As espécies mais conhecidas de Plantas Alimentícias não Convencionais
Talvez a mais famosa entre as PANCs seja a ora-pro-nóbis. Em Minas Gerais, por exemplo, pode ser encontrada facilmente em qualquer lugar e serve de base para várias receitas, principalmente o tradicional frango ao molho. Por ter folhas ricas em proteínas e sais minerais, a ora-pro-nóbis ficou conhecida como “carne vegetal”, sendo uma opção para a dieta vegetariana e vegana.
“Ora-pro-nóbis é uma planta arbustiva e nativa da América tropical. É uma cactácea vigorosa que possui folhas verdadeiras e com isso ela consegue fornecer essa folha agradável e nutritiva para o nosso consumo. A folha tem 30% de proteínas e lembra um pouco o quiabo”, disse Geovani Bernardo Amaro, pesquisador da Embrapa.
Rústica, a planta tolera períodos de seca. Por ter acúleos e espinhos, ela também é muito usada como cerca viva. E ainda produz frutos e sementes que garantem a possibilidade de cruzamento e melhoramento das plantas. “É importante ter variabilidade genética, porque possibilita a seleção de clones melhores”, explica Geovani, que também é melhorista genético na Embrapa.
No norte de Minas também se destaca o maxixe do reino, parecido com o chuchu. No estado mineiro, os produtores fazem entrega diária ou semanal de maxixe, que pode ser encontrado facilmente em algumas feiras.
“O consumo e a procura do consumidor final, da dona de casa ou mesmo de restaurantes, tem aumentado muito. Isso estimula a produção, porque se a gente não tem demanda, não tem como o produtor produzir”, diz a bióloga Lenita Haber, que também integra a equipe de pesquisadores da Embrapa Hortaliças.
Na região serrana do Rio de Janeiro, uma das PANCs que tem cultivo comercial é a bertália. A folhosa é vendida em maços e consumida geralmente de forma refogada, como o espinafre. “A bertália tem uma série de minerais e vitaminas e tem condições de entrar no rol de outras folhosas que já são produzidas comumente”, destaca Raphael Melo, engenheiro agrônomo e pesquisador da Embrapa.

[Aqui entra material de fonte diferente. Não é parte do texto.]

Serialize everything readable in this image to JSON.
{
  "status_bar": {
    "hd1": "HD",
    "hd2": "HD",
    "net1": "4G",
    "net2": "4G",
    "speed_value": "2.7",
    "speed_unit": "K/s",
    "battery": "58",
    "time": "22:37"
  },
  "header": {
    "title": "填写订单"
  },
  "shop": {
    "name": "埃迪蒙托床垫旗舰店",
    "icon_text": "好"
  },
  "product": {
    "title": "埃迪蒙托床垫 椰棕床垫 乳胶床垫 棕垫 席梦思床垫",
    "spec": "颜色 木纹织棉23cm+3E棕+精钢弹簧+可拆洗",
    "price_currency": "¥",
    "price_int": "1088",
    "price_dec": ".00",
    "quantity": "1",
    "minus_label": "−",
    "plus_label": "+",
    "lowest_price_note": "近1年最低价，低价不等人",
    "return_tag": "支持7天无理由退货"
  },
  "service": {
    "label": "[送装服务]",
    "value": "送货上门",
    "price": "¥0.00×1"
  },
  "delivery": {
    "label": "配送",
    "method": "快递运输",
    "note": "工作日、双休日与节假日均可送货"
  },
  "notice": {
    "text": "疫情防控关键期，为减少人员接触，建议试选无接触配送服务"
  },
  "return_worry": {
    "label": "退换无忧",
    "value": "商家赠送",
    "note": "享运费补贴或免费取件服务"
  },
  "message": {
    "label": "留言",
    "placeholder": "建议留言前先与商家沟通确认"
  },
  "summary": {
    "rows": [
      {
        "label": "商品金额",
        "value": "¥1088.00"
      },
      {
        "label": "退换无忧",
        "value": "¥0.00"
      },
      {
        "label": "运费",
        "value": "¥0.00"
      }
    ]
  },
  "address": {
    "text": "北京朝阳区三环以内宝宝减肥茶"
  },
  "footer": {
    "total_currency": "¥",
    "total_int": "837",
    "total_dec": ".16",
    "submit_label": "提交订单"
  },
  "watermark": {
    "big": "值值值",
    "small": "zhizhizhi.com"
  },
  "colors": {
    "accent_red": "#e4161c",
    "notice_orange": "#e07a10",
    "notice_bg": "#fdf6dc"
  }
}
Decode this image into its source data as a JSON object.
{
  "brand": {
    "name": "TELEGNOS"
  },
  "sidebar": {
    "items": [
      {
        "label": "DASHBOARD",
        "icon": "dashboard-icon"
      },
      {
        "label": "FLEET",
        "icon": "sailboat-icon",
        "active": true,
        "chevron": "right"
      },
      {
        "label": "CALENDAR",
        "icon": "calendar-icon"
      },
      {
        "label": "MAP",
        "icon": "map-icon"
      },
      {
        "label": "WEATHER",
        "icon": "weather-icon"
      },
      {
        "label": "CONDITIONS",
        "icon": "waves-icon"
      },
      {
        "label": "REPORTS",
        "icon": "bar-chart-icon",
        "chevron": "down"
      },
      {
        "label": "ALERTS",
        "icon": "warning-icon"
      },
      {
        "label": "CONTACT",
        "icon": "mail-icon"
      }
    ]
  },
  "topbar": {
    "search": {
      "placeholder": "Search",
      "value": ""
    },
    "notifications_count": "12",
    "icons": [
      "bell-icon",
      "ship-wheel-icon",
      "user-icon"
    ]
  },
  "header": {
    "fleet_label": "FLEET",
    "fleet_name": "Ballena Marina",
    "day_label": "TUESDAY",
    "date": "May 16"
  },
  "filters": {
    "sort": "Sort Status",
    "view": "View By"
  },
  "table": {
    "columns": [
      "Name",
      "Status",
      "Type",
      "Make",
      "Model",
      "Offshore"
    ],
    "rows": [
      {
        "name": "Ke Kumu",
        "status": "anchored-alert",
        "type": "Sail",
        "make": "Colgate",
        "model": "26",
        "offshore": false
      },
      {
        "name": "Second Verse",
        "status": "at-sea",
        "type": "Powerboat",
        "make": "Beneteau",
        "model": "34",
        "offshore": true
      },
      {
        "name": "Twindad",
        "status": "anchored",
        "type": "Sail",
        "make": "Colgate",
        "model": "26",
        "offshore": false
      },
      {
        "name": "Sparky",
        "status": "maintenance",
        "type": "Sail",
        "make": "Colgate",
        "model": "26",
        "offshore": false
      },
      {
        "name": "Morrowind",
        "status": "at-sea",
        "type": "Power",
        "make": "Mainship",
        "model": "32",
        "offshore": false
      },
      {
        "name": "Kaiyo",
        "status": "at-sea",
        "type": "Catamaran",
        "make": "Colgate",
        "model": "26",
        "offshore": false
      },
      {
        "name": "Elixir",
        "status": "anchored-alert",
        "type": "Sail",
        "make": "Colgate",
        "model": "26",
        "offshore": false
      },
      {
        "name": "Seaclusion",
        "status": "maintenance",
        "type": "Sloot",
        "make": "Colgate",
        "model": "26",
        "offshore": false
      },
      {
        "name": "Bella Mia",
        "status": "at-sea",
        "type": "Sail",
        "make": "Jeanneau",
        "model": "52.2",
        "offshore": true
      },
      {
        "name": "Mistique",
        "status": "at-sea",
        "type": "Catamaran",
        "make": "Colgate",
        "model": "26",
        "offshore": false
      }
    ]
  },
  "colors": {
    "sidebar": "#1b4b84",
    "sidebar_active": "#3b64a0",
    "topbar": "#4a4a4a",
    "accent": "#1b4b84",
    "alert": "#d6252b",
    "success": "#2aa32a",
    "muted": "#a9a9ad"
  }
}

Já da flor da vinagreira é feito o famoso chá de hibisco, recomendado para problemas digestivos e para combater a obesidade. E as folhas amargas da vinagreira são usadas na receita do típico arroz de cuxá maranhense.
Outra PANC histórica é a araruta, um tipo de raiz que não contem glúten na composição química. Antigamente, ela era desidratada e de sua farinha podia se fazer papinhas ou mingaus.
“Nossos avós, bisavós consumiam, porque não tinha produto industrializado naquela época. Hoje, está voltando a ficar em voga porque não tem glúten e tem características nutricionais boas. A sabedoria popular já anteviu isso”, diz o engenheiro agrônomo.
E tem outras espécies, como a folha da taioba, que é parecida com a couve e pode ser refogada. No entanto, como ela contém um alto teor de ácido oxálico, o que pode causar sensação de aperto na boca dependendo da forma como for colhida e preparada.
“Tem que ter muito cuidado, porque ela parece com outras plantas que ocorrem em áreas de brejo e não pode colher qualquer planta, se não pode causar uma irritação na garganta ou até fechar a glote”, alerta.
O especialista recomenda ainda que a pessoa sempre busque informações sobre o cultivo correto ou compre de algum fornecedor idôneo. “Não pode ser uma aventura de sair na cidade e pegar qualquer planta daninha, qualquer coisa que esteja ali e achar que é comestível. Muitas vezes uma planta dessa vai estar exposta a uma série de contaminantes, além da própria característica de ter o teor de alguma substância que nem sempre é benéfica”.